The unknown fraudsters managed to withdraw a total of about CHF 150’000 from two of the client’s accounts via e-banking in about a dozen transactions within five days. Afterwards, the bank blocked the client’s accounts because it had noticed the transactions as unusual. The client was of the opinion that there was a security gap in the bank’s e-banking system and that the bank should have noticed the intrusion of fraudsters into her accounts and the fraudulent triggering of payments much earlier than only after five days.
In a letter of reply to the client’s complaint, the bank expressed the suspicion that the computer, which the client also used for e-banking transactions, had been infected by a so-called Trojan and that this infection had enabled an unknown perpetrator to initiate the damaging transactions. The bank denied that it was responsible, but nevertheless offered to pay the client the sum of CHF 39’000 as a gesture of goodwill and without acknowledging any legal obligation to pay the balance of all claims.

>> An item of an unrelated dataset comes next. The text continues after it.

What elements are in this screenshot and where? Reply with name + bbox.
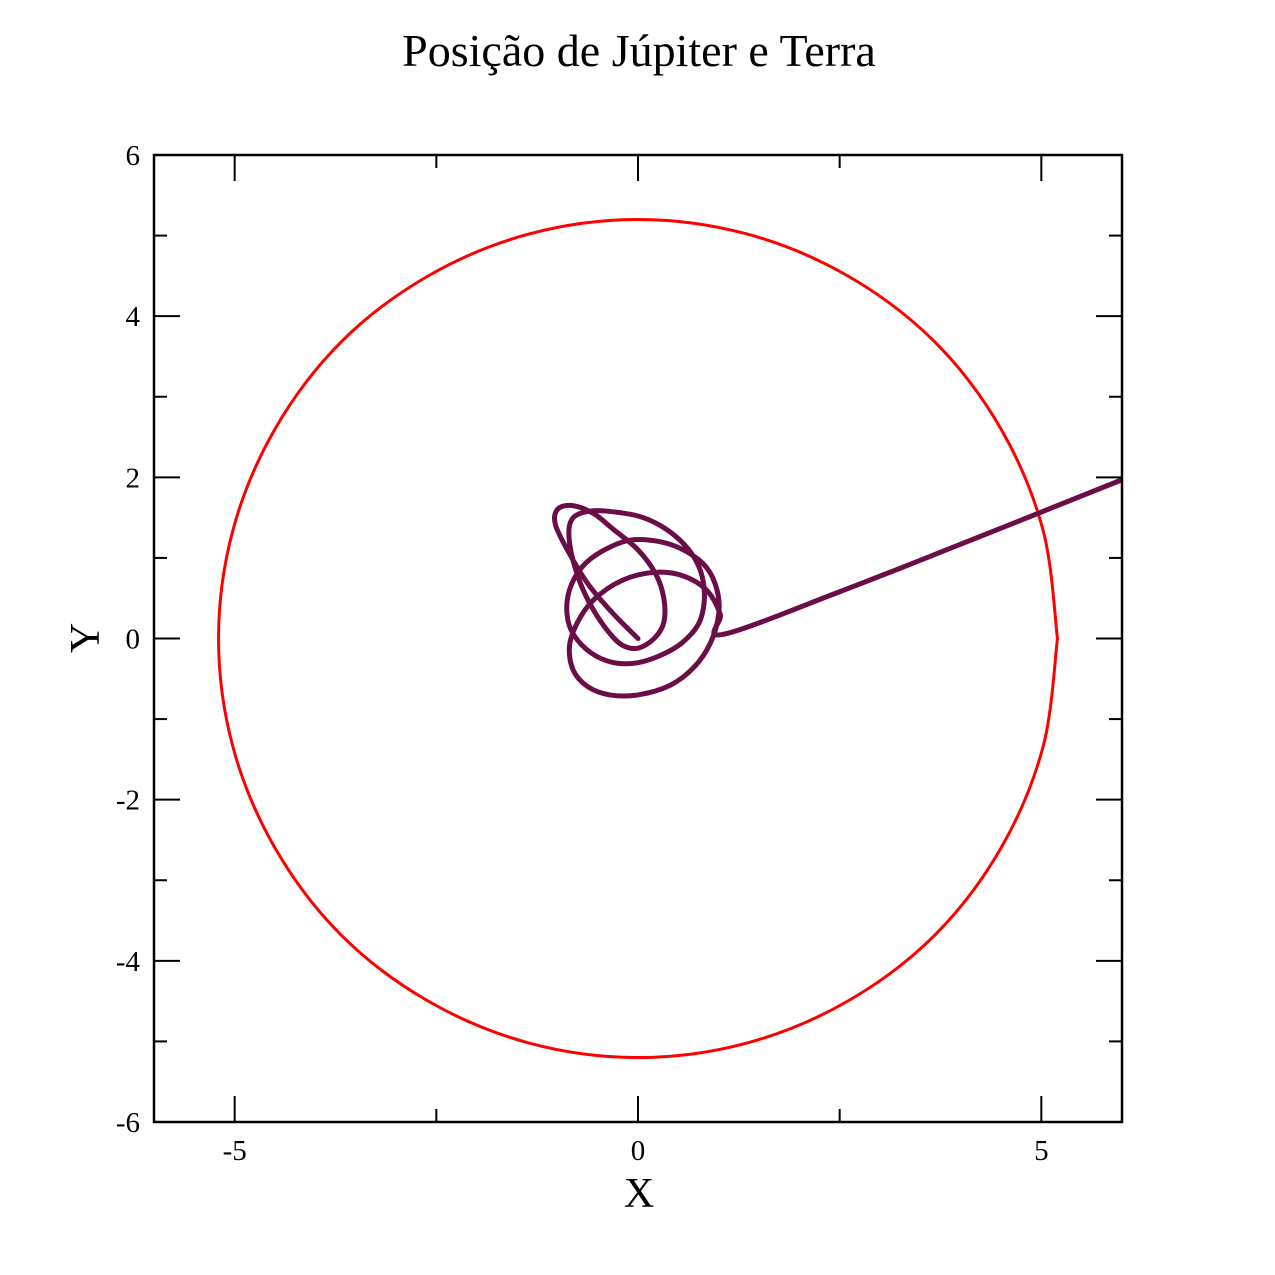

The client considered this amount, which corresponded to about a quarter of her loss, to be insufficient.
The question of when the bank is liable for unauthorised transactions by third parties in such a situation is usually regulated by contract. The contracts known to the Ombudsman usually follow a so-called sphere of risk theory. According to this, in principle, each party bears responsibility for the sphere that it can influence with due diligence. A bank is responsible for ensuring that the e-banking system it operates complies with current security standards. The responsibility for the security of the terminal devices with which a client accesses the e-banking system, on the other hand, is in principle incumbent on the client.
After the client contacted the Ombudsman, the Ombudsman first asked the bank to describe in more detail how the individual transactions had been initiated and to explain the security concept of its e-banking system in principle. It was no longer possible to establish what exactly had happened on the client’s terminals, as they had not been examined either by the bank or by the authorities to which the client had filed a criminal complaint. It was also no longer possible to establish which IP addresses the client had used to log into the e-banking system before the fraud. The bank used a so-called 2-factor authentication with an mTAN for logging into its e-banking system and for certain transactions, such as payments to new recipients, as well as for changing address details and telephone number. This means that customers have to confirm such transactions with a code that is sent to them by SMS to a second end device that was registered with the bank in advance, typically a mobile phone. In the present case, the bank was able to prove that the client had logged into the e-banking system with the help of an mTAN sent to her registered mobile phone number. Afterwards, someone registered a new mobile phone number. For this, again an mTAN was used, which was sent to the customer’s previously registered mobile phone number. The change of the mobile phone number was confirmed by the bank via SMS to the same number. Shortly afterwards, the first transactions not authorised by the customer were triggered by means of an mTAN sent by the bank to the new mobile phone number, which probably had to be assigned to the unknown fraudsters. The IP address used to initiate the unauthorised transactions remained registered with the bank, unlike the previous IP addresses used by the customer.
It is therefore reasonable to assume, or it at least appeared so, that the customer was a victim of the well-known and probably dominant fraud scheme in the field of online banking, the so-called phishing attack. In this case, the fraudsters succeed in luring the bank customer to a website or simulating one that looks deceptively similar to the real website of his bank. If the customer then tries to log in and enters the required data, the fraudsters intercept it and log into the customer’s account on the bank’s real website using this data. It is also possible that the fraudsters install malware, such as a so-called Trojan, on the customer’s device and in this way can spy out data or take control of their device.
It goes without saying that the bank could not control what was happening on the client’s device or that it had been infected by a Trojan. On the other hand, it was obvious that the client herself had entered the login data and the SMS codes she had received, which made it possible for the fraudsters to change the mobile phone. The Ombudsman considered it particularly important that the wording of the SMS code used for changing the mobile phone number was apparently different from the wording for logging in, and that it was recognisable as such if due care had been taken. The Ombudsman acknowledged to the bank that the use of an mTAN system was in principle a strong authorisation for e-banking transactions. On the other hand, he expressed the suspicion that the fraud scheme, which is known per se and which is regularly associated with a change of the IP address used for access to e-banking shortly after the change of the mobile phone number, could have been recognised by a further security hurdle for such a change.
The bank then informed the Ombudsman that the e-banking system had been adapted accordingly in the meantime and increased the settlement offer to the client to 50% of the amount of the loss. In view of the overall circumstances of the case, he recommended that the client accept this settlement offer. The client finally followed his recommendation.